You will have to transplant this palm, sooner than later. Get a pot that is just a few inches larger than this pot, clay pot, wider than tall. I would use a 14" wide by 12" deep clay pot.

Use plain potting soil without any water holding gimmicks or fertilizer added. Don't add a single thing to that soil. Fill 1/3, FIRM, place your plant into the new soil and lightly open up the outside circling roots and as you add soil lightly firm.

Your goal is to make sure the surface of the soil and the crown of your plant end up 1" from the rim of your pot...for proper watering.

Ask those guys at the nursery when the last time it was fertilized and with WHAT. Be nice to know that information, but if impossible, purchase a small bottle of OSMOCOTE, `14-14-14, extended release and use HALF of what the directions tell you. This will last you and this plant for years.

Keep your plant in the spot it is in now. It looks great for light and no drafts?

When you do the up potting/transplanting, turn your plant on its side to slide the root ball out of the pot (on newspaper), if there are roots coming out of the drain holes, cut them off. If the plant and its root ball doesn't slide out easily...WHACK the side of the pot. If that doesn't work WHACK it again...the side of the pot as it lays on the newspaper, even a third or fourth time?

It will slide out then look at those roots. Are they bright white or do you see brown and/or mushy roots? Take a picture and send it with another question. Use ONLY sterilized potting soil, the plainer and cheaper the better.

The rock on top of the soil doesn't need to be there. Let us know how this works out!

  • Thanks for your help stormy! The plant hasn't been repotted since purchase, the drainage holes are on the side of the pot -- dont know if that makes a difference in how water drains out. I have watered it with filtered water and cut off the dried Browning fronds. There a couple more leaves now Browning at the tips which is concerning. I have also removed the rocks and wiped down the leaves with water and a bit of neem oil (mostly because of a prior gnat issue). Hopefully it recuperates! I do have a North facing window which could unfortunately get more light.
    – lunaleaps
    Jul 15, 2019 at 14:58
  • Is there not a south facing window with more light? Light means growth, food for plants. Without light that plant is struggling.
    – stormy
    Jul 16, 2019 at 23:33
  • I would even consider a real artificial grow light with enough wattage to DO something for the plant.
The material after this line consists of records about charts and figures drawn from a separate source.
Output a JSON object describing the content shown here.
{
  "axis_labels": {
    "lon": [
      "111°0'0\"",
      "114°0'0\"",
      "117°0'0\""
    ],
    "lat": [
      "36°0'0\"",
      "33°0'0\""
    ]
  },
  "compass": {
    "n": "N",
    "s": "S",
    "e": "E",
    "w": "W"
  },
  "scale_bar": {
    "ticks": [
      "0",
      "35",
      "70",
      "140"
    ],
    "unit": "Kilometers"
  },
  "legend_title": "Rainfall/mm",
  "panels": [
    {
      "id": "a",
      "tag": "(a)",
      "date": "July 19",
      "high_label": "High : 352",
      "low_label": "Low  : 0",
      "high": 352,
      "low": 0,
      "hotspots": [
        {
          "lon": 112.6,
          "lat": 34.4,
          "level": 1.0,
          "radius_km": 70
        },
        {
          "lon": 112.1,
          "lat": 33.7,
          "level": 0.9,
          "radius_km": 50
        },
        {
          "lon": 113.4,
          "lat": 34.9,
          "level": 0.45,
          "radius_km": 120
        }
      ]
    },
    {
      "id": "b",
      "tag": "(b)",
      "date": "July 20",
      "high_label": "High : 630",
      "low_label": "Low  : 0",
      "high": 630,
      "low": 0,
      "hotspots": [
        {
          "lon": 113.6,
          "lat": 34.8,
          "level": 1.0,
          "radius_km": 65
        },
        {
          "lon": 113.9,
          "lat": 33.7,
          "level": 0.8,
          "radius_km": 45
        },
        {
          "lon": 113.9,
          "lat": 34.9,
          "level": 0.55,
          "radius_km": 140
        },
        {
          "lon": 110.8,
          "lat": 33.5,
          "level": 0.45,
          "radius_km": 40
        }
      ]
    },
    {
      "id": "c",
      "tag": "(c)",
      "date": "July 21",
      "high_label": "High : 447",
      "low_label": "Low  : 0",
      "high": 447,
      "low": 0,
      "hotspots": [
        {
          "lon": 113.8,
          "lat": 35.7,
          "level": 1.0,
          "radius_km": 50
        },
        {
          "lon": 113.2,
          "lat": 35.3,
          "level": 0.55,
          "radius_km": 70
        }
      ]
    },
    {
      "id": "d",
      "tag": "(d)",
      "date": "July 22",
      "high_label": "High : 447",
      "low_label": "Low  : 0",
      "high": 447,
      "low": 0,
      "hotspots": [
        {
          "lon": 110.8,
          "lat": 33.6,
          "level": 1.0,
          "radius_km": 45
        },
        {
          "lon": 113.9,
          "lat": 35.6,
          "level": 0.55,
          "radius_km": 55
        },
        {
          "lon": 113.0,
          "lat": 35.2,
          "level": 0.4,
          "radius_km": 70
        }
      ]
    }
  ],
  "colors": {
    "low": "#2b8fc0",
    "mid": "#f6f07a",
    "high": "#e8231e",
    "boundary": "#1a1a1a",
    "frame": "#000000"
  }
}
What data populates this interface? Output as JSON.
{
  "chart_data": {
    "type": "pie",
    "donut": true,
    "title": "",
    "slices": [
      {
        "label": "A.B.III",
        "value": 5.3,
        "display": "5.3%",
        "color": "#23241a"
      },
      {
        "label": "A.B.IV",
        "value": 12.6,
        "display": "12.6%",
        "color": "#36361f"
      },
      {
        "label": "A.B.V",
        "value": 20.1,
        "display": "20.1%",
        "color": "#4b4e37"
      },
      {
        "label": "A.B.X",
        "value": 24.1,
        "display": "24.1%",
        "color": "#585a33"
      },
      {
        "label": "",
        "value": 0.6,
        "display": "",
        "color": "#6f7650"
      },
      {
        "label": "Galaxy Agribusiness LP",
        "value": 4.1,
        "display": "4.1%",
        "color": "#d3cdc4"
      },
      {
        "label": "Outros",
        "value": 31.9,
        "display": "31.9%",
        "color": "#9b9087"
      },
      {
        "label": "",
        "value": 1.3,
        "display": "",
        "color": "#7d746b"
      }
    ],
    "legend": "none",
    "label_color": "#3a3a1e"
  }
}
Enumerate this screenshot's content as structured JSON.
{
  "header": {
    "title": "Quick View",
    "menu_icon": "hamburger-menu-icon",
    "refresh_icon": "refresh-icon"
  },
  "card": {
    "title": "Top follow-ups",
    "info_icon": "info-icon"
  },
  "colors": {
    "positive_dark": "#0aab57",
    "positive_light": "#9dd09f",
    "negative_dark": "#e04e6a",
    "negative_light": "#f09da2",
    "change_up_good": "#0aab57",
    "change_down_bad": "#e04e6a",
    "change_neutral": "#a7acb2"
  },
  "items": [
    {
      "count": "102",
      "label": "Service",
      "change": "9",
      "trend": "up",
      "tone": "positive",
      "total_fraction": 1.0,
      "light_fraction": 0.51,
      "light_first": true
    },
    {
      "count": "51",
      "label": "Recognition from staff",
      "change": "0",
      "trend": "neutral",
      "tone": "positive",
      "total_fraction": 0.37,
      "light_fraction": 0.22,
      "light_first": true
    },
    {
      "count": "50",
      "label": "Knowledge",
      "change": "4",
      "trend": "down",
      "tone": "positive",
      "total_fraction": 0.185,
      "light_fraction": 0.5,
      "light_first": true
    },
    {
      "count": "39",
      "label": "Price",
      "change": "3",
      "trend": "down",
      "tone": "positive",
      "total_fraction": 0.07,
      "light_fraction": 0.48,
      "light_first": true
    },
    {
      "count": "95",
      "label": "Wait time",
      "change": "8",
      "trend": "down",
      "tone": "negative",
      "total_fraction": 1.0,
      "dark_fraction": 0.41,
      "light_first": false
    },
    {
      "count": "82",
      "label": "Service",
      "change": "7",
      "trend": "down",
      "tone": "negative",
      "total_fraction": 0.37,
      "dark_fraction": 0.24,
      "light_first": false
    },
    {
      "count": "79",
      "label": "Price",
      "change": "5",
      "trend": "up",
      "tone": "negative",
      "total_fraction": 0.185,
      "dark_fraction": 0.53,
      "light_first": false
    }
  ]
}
Drain holes at the sides leaves enough room at the bottom of the plant to hold water. This makes fungus and big problems. I'd get another pot, a cheapo clay pot with a big drainage hole at the bottom. Good using filtered water but I would ask a friend who owns a well to be able to collect water from them for my plants. That salt in the water plus all the toxic industrial waste that has been dumped in our water will cause tips to brown. What are you doing for fertilizer?
    – stormy
    Jul 16, 2019 at 23:35
  • Haven't done anything with fertilizer -- I have a balanced one that I might add, one of those slow-releasing pearls. I am looking into grow-lights because yea having a due-north window has really hit my plant growth hard. Do you have any recommendations?